T he message tone woke him. He reached for his phone in the dark, watched Volapuk scroll briefly past. Alejandro was outside, wanting in. It was ten after two in the morning. He sat up, pulled on his jeans, socks, sweater. Then his boots, whose laces he tied carefully: this was protocol.

It was cold in the hallway, as he locked his door behind him, less cold in the elevator. In the narrow, fluorescent-lit foyer below, he rapped once on the street door, heard his cousin’s three raps in reply, then one. When he opened the door, Alejandro stepped in, surrounded by a nimbus of colder air and the smell of whiskey. Tito closed and locked the door behind him.

“You were sleeping?”

“Yes,” Tito said, starting for the elevator.

“I went to Carlito,” Alejandro said, following Tito into the elevator. Tito pushed the button; the door closed. “Carlito and I have our own business.” Meaning separate from family business. “I asked him about your old man.” The door opened.

“Why did you do that?” Tito unlocked his door.

“Because I didn’t think you had taken me seriously.”

They entered the darkness of Tito’s room. He turned on the small shaded lamp attached to his MIDI keyboard. “Shall I make coffee? Tea?”

“Zavarka?”

“Bags.” Tito no longer made tea in the Russian way, though he did steep his tea bags in a cheap Chinese tchainik.

Alejandro seated himself on the foot of Tito’s mattress, knees drawn up before his face. “Carlito brews the zavarka. He takes it with a spoon of jam.” His teeth shone in the light from the MIDI lamp.

“What did he tell you?”

“Our grandfather was the understudy of Semenov,” Alejandro said. Tito turned on his hotplate and filled the kettle.

“Who was that?”

“Semenov was Castro’s first KGB advisor.”

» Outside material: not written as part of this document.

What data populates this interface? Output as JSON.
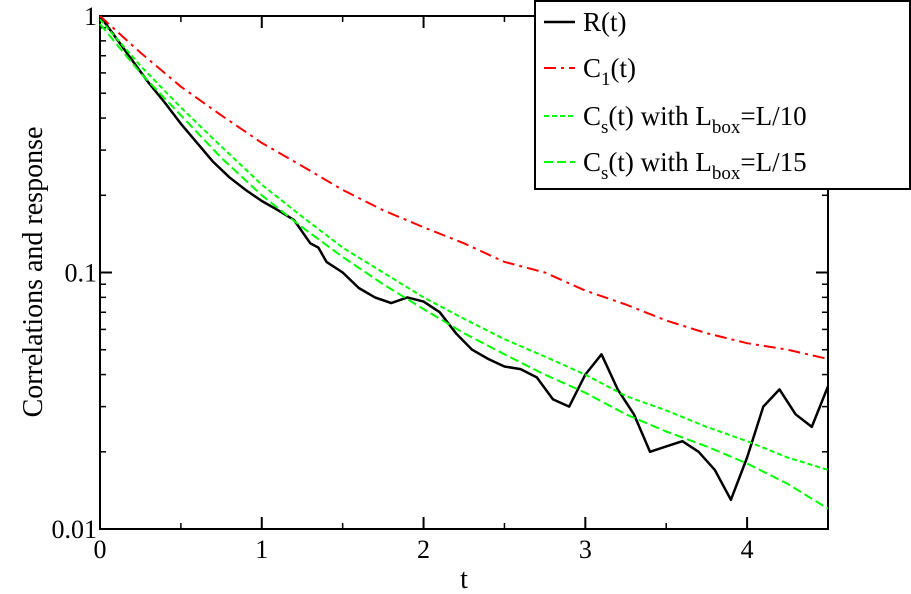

Tito looked back at his cousin. This was something like hearing a fairy tale, though not an entirely unfamiliar one. And then the children met a flying horse, his mother would tell him. And then grandfather met Castro’s KGB advisor. He turned back to the hotplate.

“Grandfather was one of the less obvious participants in the formation of the Dirección General de Inteligencia.”

“Carlito told you that?”

“I knew it already. From Juana.”

Tito thought about this as he put the kettle to boil on the element. Their grandfather’s secrets could not have gone with him entirely. Legends grew like vines, through a family like theirs, and the midden of their shared history, however deep, was narrow, constrained by the need for secrecy. Juana, so long in charge of the production of required documents, would have enjoyed a certain overview. And Juana, Tito knew, was the deepest of them all, the calmest, most patient. He often visited her, here. She took him to El Siglo XX Supermarket to buy malanga and boniato. The sauces she prepared for these were of a potency he already found alien, but her empanadas made him feel as if he were blessed. She had never told him about this Semenov, but she had taught him other things. He glanced toward the vessel holding Ochun. “What did Carlito say, about the old man?”